Buscamos una fonda para almorzar y entramos a una con vista a la costanera.
Afuera sopla un viento muy caluroso que tuerce las palmeras.
- Bien... ¿qué rescata cada uno del viaje hasta ahora? - Pregunto como
tema de conversación.
Milva piensa, y dice:
- Para mí este viaje
ha sido un desafío, y me vengo demostrando a mí misma que puedo ir más allá de
mis limites, física y mentalmente... Eso es lo que rescato.
Lisandro parece distraído y por lo general se rehúsa a hablar “a
pedido” por lo que evita decir algo. Entonces lo presionamos y finalmente desgrana una
reflexión.
- La enseñanza de este viaje es que es un verdadero desafío, físico y
mental, y me doy cuenta que puedo superar mis limites.
La mesa hace silencio.
- Es lo que acaba de
decir Milva – Le dice Enrique.
Lisandro parece desorientado.
- No me mires, boludo. – Le digo – Ella recién acaba de decir eso.
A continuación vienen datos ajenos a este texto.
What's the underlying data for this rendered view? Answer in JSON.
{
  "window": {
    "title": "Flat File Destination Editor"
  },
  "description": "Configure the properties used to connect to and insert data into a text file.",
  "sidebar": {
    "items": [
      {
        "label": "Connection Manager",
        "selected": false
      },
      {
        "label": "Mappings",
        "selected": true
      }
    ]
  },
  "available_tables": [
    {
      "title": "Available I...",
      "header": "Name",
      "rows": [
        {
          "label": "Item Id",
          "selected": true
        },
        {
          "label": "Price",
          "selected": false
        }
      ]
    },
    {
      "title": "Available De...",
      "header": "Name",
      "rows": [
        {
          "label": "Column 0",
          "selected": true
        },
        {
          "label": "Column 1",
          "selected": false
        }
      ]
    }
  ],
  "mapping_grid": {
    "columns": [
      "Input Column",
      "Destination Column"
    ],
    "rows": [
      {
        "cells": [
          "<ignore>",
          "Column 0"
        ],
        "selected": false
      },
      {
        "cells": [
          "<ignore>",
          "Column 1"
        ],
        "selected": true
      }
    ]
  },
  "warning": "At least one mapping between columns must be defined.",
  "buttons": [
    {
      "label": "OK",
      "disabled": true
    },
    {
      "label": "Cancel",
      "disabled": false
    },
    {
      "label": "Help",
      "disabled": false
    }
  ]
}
Y la
maligna de Milva aprovecha la circunstancia para hacer leña del árbol caído.
- Qué copión que sos, Lisandro. ¿No tenés personalidad? ¿Siempre tenés
que decir lo mismo que yo?
- No, no es cierto... me están jodiendo – dice él,
confundido.
- Ahí vienen las milanesas, dice Kike.
Mientras comemos contemplamos el río de esa Ciudad de Esquina, que
arquitectónicamente hablando, es llamativamente prolija y atildada. Su costanera
es bellísima, y sus playas de arena clara, también.
Habíamos recalado en el Destacamento Reforzado de Prefectura Esquina,
asentado en una antigua casa de estilo colonial, cerca del río. Sus autoridades
cedieron a la expedición el Salón de Oficiales que se encontraba en la parte
trasera del patio.
Allí con Enrique pergeñamos la idea de dejar momentáneamente el Paraná y navegar desde el Río Corriente hacia los esteros.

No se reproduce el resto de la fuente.